Currently, lithium, valproate, carbamazepine, chlorpromazine, haloperidol, risperidone, olanzapine, quetiapine, ziprasidone, and aripiprazole are indicated for the treatment of acute mania in the majority of European countries and North America, with some minor variations from country to country, and lithium, valproate, lamotrigine, olanzapine, aripiprazole, and quetiapine are indicated for maintenance treatment, Inhibitors,research,lifescience,medical again depending on the country. However, the gap between evidence base and clinical practice is still huge, and the majority of patients have to be treated with combinations of several drugs and psychosocial interventions Inhibitors,research,lifescience,medical in order to achieve
a. reasonable outcome from the clinical as well as functional point, of view. This may be particularly true for patients with rapid-cycling bipolar disorder, who may need complex combinations of therapies and sometimes physical treatments such as electroconvulsive Crenolanib CP-868596 therapy to achieve clinical stability. For these patients, as well as for those with
mixed states, for those with enduring subsyndromal symptoms, and ultimately Inhibitors,research,lifescience,medical for the majority of people with bipolar disorder, more efficacious, tolerable treatments are badly needed.

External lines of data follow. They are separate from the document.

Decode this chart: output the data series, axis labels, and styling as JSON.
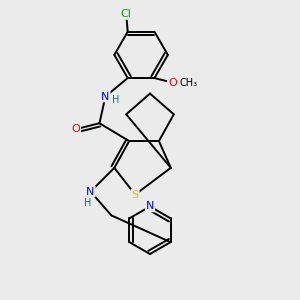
{
  "background_color": "#ebebeb",
  "atom_colors": {
    "C": "#000000",
    "N": "#0000ff",
    "O": "#ff0000",
    "S": "#cccc00",
    "Cl": "#00aa00",
    "H": "#008080"
  }
}
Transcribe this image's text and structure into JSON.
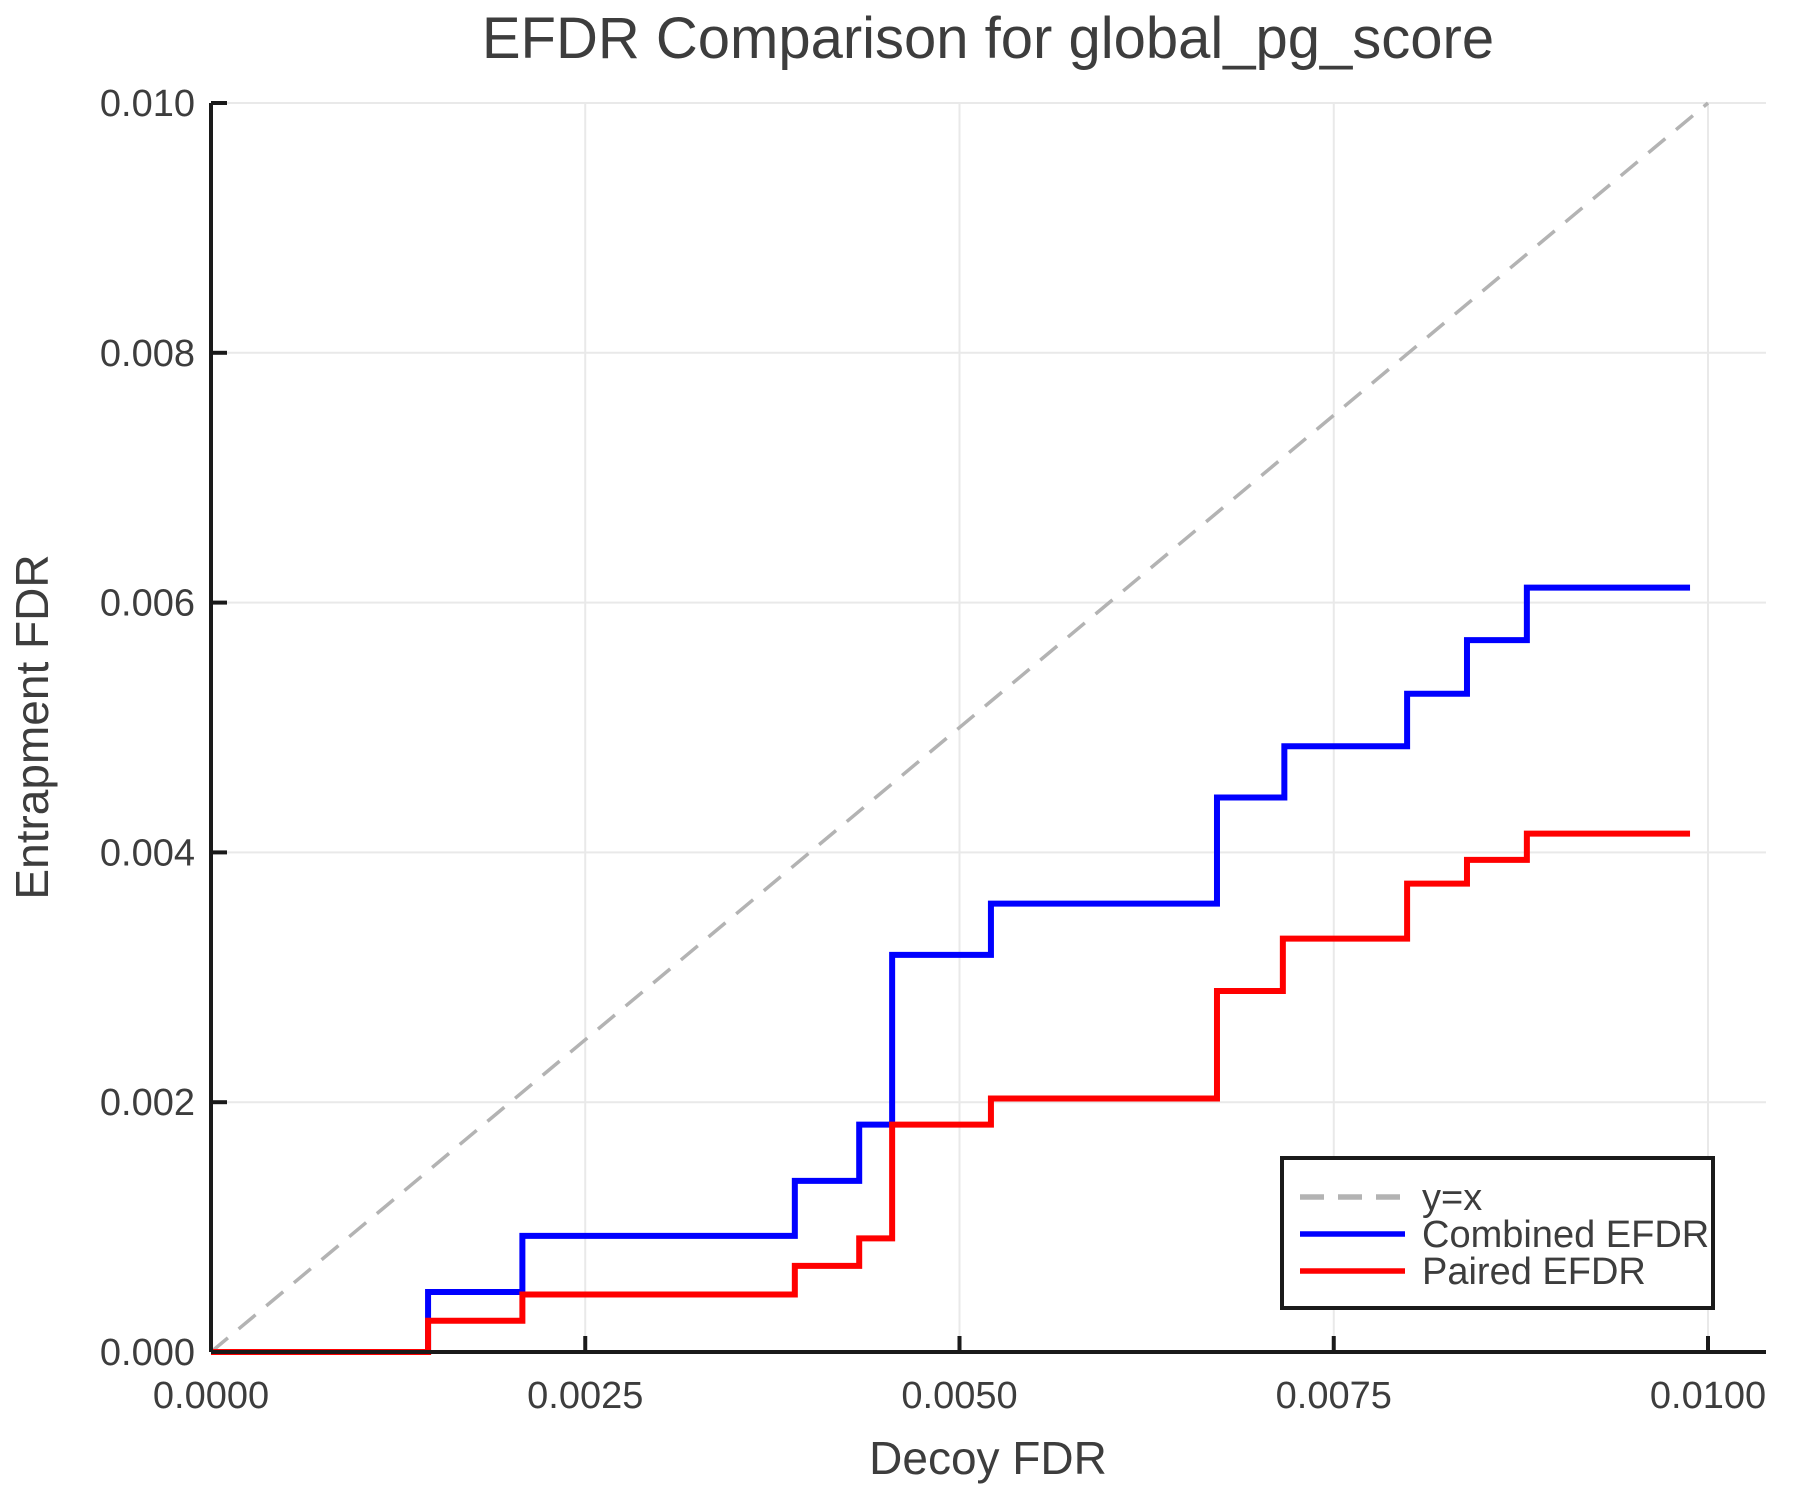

Bipolar affective disorder, type I (BP-I) is a severe mental illness marked by periodic extremes of mood state (manias), as well as (in most cases) episodes of depression and (in many cases) psychosis. The consequences of BP-I are severe, and involve both direct, and indirect, issues. Rates of suicide in BP-I patients are high,1,2 and =BP-I subjects also suffer from poorer quality of life and lower productivity than unaffected individuals.3 Inhibitors,research,lifescience,medical Annual public health costs Inhibitors,research,lifescience,medical (combined direct, and indirect) of BP have been estimated to be between 24 billion and 45 billion dollars.4,5 BP-I occurs in all populations that have been studied, with lifetime prevalence rates worldwide
of the order of one per every 100 individuals.6 Segregation analyses, Entinostat adoption studies, and twin studies have consistently shown that, regardless of the population studied, genetic factors play an important role in determining one’s risk of developing BP-I.7-9 Since little is known about the actual etiology of BP, it would be a major contribution to our understanding of the pathophysiology of BP if the genes responsible for the neurobiologie changes which underlie this disorder could be identified. The difficulty in finding genetic loci that, are involved in BP most likely derives from the complex nature of the illness. When multiple transmission inhibitor manufacture models for BP-I (the most, severe form of BP) have been tested, oligogenic epistatic models arc found to be the best fit, rather than models which purport one major locus.